Я бы побежала, оттащила Хенни и Акселя даже со связанными ногами, но волчица не сможет быстро добраться до нас со своей высоты. Она бы не пережила стремительного спуска с обрыва. Тем не менее я двигаюсь, чтобы на всякий случай развязать веревку, связывающую меня с Хенни… но она уже развязана. Ее нет рядом со мной.
Все мое тело напрягается.
– Хенни? – кричу я.
Аксель вздрагивает и что-то бормочет-кричит.
– Белка!
Истеричная часть меня хочет рассмеяться, или заплакать, или зарыться в темную яму. Мой сон пытался предупредить меня. Возможно, волчица Гримм сделала то же самое. Я несу ответственность за своих друзей. Я должна спасти их так же, как и свою мать. Но я потерпела неудачу.

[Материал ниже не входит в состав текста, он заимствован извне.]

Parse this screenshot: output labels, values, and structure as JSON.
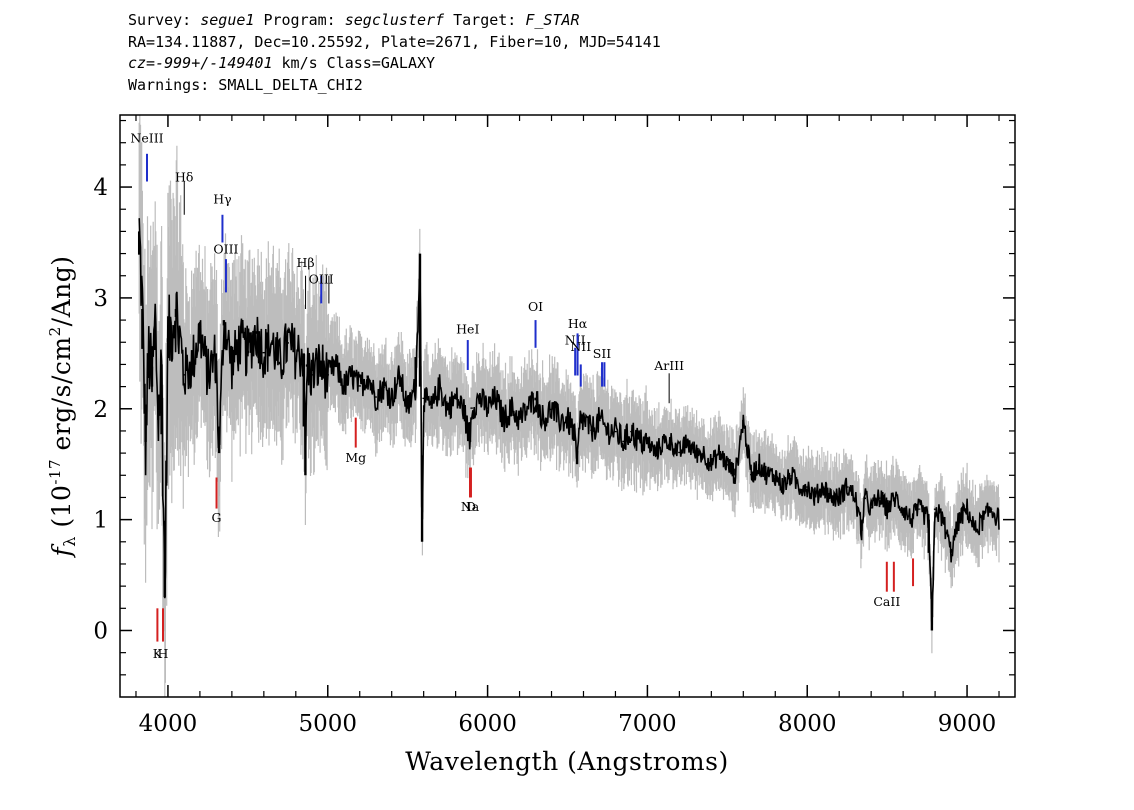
{
  "header": {
    "survey_label": "Survey: ",
    "survey": "segue1",
    "program_label": " Program: ",
    "program": "segclusterf",
    "target_label": " Target: ",
    "target": "F_STAR",
    "line2": "RA=134.11887, Dec=10.25592, Plate=2671, Fiber=10, MJD=54141",
    "cz": "cz=-999+/-149401",
    "cz_rest": " km/s Class=GALAXY",
    "warnings": "Warnings: SMALL_DELTA_CHI2"
  },
  "colors": {
    "flux": "#000000",
    "error": "#bdbdbd",
    "emission": "#1f2fcc",
    "absorption": "#d42020",
    "neutral": "#000000"
  },
  "chart_data": {
    "type": "line",
    "title": "",
    "xlabel": "Wavelength (Angstroms)",
    "ylabel": "f_λ (10^-17 erg/s/cm^2/Ang)",
    "xlim": [
      3700,
      9300
    ],
    "ylim": [
      -0.6,
      4.65
    ],
    "xticks": [
      4000,
      5000,
      6000,
      7000,
      8000,
      9000
    ],
    "yticks": [
      0,
      1,
      2,
      3,
      4
    ],
    "series": [
      {
        "role": "flux",
        "x": [
          3820,
          3840,
          3860,
          3880,
          3900,
          3920,
          3940,
          3960,
          3980,
          4000,
          4050,
          4100,
          4150,
          4200,
          4250,
          4300,
          4320,
          4350,
          4400,
          4450,
          4500,
          4550,
          4600,
          4650,
          4700,
          4750,
          4800,
          4850,
          4860,
          4870,
          4900,
          4950,
          5000,
          5050,
          5100,
          5150,
          5200,
          5250,
          5300,
          5350,
          5400,
          5450,
          5500,
          5550,
          5577,
          5590,
          5600,
          5650,
          5700,
          5750,
          5800,
          5850,
          5890,
          5900,
          5950,
          6000,
          6050,
          6100,
          6150,
          6200,
          6250,
          6300,
          6350,
          6400,
          6450,
          6500,
          6540,
          6560,
          6580,
          6600,
          6650,
          6700,
          6750,
          6800,
          6850,
          6900,
          6950,
          7000,
          7050,
          7100,
          7150,
          7200,
          7250,
          7300,
          7350,
          7400,
          7450,
          7500,
          7550,
          7600,
          7650,
          7700,
          7750,
          7800,
          7850,
          7900,
          7950,
          8000,
          8050,
          8100,
          8150,
          8200,
          8250,
          8300,
          8340,
          8360,
          8400,
          8450,
          8500,
          8550,
          8600,
          8650,
          8700,
          8760,
          8780,
          8800,
          8850,
          8900,
          8950,
          9000,
          9050,
          9100,
          9150,
          9200
        ],
        "y": [
          3.6,
          2.9,
          1.7,
          2.5,
          2.2,
          2.8,
          1.9,
          2.4,
          0.3,
          2.6,
          2.9,
          2.3,
          2.4,
          2.7,
          2.3,
          2.5,
          1.6,
          2.8,
          2.4,
          2.6,
          2.5,
          2.7,
          2.5,
          2.6,
          2.4,
          2.6,
          2.5,
          2.5,
          1.4,
          2.4,
          2.3,
          2.4,
          2.3,
          2.4,
          2.2,
          2.3,
          2.2,
          2.3,
          2.1,
          2.2,
          2.1,
          2.3,
          2.0,
          2.2,
          3.4,
          0.8,
          2.1,
          2.0,
          2.2,
          2.0,
          2.1,
          2.0,
          1.7,
          2.0,
          2.1,
          2.0,
          2.1,
          1.9,
          2.0,
          1.9,
          2.0,
          2.1,
          1.9,
          2.0,
          1.9,
          1.9,
          1.8,
          1.5,
          1.9,
          1.9,
          1.8,
          1.9,
          1.8,
          1.8,
          1.7,
          1.8,
          1.7,
          1.7,
          1.6,
          1.7,
          1.7,
          1.6,
          1.7,
          1.6,
          1.6,
          1.5,
          1.6,
          1.5,
          1.4,
          1.9,
          1.4,
          1.5,
          1.4,
          1.4,
          1.3,
          1.4,
          1.3,
          1.3,
          1.2,
          1.3,
          1.2,
          1.2,
          1.3,
          1.2,
          0.9,
          1.2,
          1.1,
          1.2,
          1.1,
          1.2,
          1.1,
          1.0,
          1.1,
          1.0,
          0.0,
          1.1,
          1.0,
          0.7,
          1.0,
          1.1,
          0.9,
          1.0,
          1.1,
          1.0
        ]
      }
    ],
    "lines": [
      {
        "label": "NeIII",
        "x": 3869,
        "y0": 4.05,
        "y1": 4.3,
        "kind": "emission",
        "label_y": 4.4
      },
      {
        "label": "Hδ",
        "x": 4102,
        "y0": 3.75,
        "y1": 4.05,
        "kind": "neutral",
        "label_y": 4.05
      },
      {
        "label": "Hγ",
        "x": 4341,
        "y0": 3.5,
        "y1": 3.75,
        "kind": "emission",
        "label_y": 3.85
      },
      {
        "label": "OIII",
        "x": 4363,
        "y0": 3.05,
        "y1": 3.35,
        "kind": "emission",
        "label_y": 3.4
      },
      {
        "label": "Hβ",
        "x": 4861,
        "y0": 2.9,
        "y1": 3.2,
        "kind": "neutral",
        "label_y": 3.28
      },
      {
        "label": "OIII",
        "x": 4959,
        "y0": 2.95,
        "y1": 3.2,
        "kind": "emission",
        "label_y": 3.13
      },
      {
        "label": "OIII",
        "x": 5007,
        "y0": 2.95,
        "y1": 3.2,
        "kind": "neutral"
      },
      {
        "label": "HeI",
        "x": 5876,
        "y0": 2.35,
        "y1": 2.62,
        "kind": "emission",
        "label_y": 2.68
      },
      {
        "label": "OI",
        "x": 6300,
        "y0": 2.55,
        "y1": 2.8,
        "kind": "emission",
        "label_y": 2.88
      },
      {
        "label": "NII",
        "x": 6548,
        "y0": 2.3,
        "y1": 2.55,
        "kind": "emission",
        "label_y": 2.58
      },
      {
        "label": "Hα",
        "x": 6563,
        "y0": 2.3,
        "y1": 2.68,
        "kind": "emission",
        "label_y": 2.73
      },
      {
        "label": "NII",
        "x": 6583,
        "y0": 2.2,
        "y1": 2.4,
        "kind": "emission",
        "label_y": 2.52
      },
      {
        "label": "SII",
        "x": 6716,
        "y0": 2.2,
        "y1": 2.42,
        "kind": "emission",
        "label_y": 2.46
      },
      {
        "label": "SII",
        "x": 6731,
        "y0": 2.2,
        "y1": 2.42,
        "kind": "emission"
      },
      {
        "label": "ArIII",
        "x": 7136,
        "y0": 2.05,
        "y1": 2.32,
        "kind": "neutral",
        "label_y": 2.35
      },
      {
        "label": "K",
        "x": 3934,
        "y0": -0.1,
        "y1": 0.2,
        "kind": "absorption",
        "label_y": -0.25
      },
      {
        "label": "H",
        "x": 3969,
        "y0": -0.1,
        "y1": 0.2,
        "kind": "absorption",
        "label_y": -0.25
      },
      {
        "label": "G",
        "x": 4304,
        "y0": 1.1,
        "y1": 1.38,
        "kind": "absorption",
        "label_y": 0.98
      },
      {
        "label": "Mg",
        "x": 5175,
        "y0": 1.65,
        "y1": 1.92,
        "kind": "absorption",
        "label_y": 1.52
      },
      {
        "label": "Na",
        "x": 5890,
        "y0": 1.2,
        "y1": 1.47,
        "kind": "absorption",
        "label_y": 1.08
      },
      {
        "label": "D",
        "x": 5896,
        "y0": 1.2,
        "y1": 1.47,
        "kind": "absorption",
        "label_y": 1.08
      },
      {
        "label": "CaII",
        "x": 8498,
        "y0": 0.35,
        "y1": 0.62,
        "kind": "absorption",
        "label_y": 0.22
      },
      {
        "label": "CaII",
        "x": 8542,
        "y0": 0.35,
        "y1": 0.62,
        "kind": "absorption"
      },
      {
        "label": "CaII",
        "x": 8662,
        "y0": 0.4,
        "y1": 0.65,
        "kind": "absorption"
      }
    ],
    "grid": false,
    "legend": "none"
  }
}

Я расталкиваю Акселя, мои руки трясутся, как будто у меня тремор.
– Хенни ушла!
Его затуманенный взгляд резко фокусируется.
– Ушла? Куда ушла?
– Не знаю.
Он поспешно развязывает веревку на наших лодыжках и зажигает фонарь. Я хватаю свой рюкзак, а он – рюкзак Хенни. Все внутри меня сжимается. Если бы она ушла от нас намеренно, она бы взяла с собой вещи. Что с ней случилось?
Мы обходим наш лагерь в поисках свежих следов, но их слишком много. Отпечатки обуви Хенни повсюду. Все время, пока мы с Акселем делали ловушку для белок, она осматривала окрестности в поисках каких-либо признаков удачи.
– Клара, смотри. – Аксель указывает на странную тропу, которая ведет на северо-восток, в сторону от ручья: дорожка из блестящей белой гальки, которая не является естественной для окружающей среды. Камешки расположены слишком идеально, по одному на каждый фут или два. – Как ты думаешь, могла Хенни оставить их, чтобы мы нашли ее?
– Возможно. – Я бы не стала исключать, что она это сделала. Она могла собрать их незаметно от нас, как она делает с сосновыми шишками для костра. – Но, даже если она их не оставляла, она все равно могла пойти за ними, думая, что они приносят удачу.
– Разве? – Аксель прищуриваясь, изучает их.
Я пытаюсь вспомнить какие-нибудь приметы, связанные с камнями, галькой или залитыми лунным светом тропинками, но ничего не приходит на ум. Украдкой я бросаю еще один взгляд на волчицу, наблюдающую за нами сверху, и с трудом сглатываю.
– Я не знаю, но думаю, нам стоит пойти этой дорогой.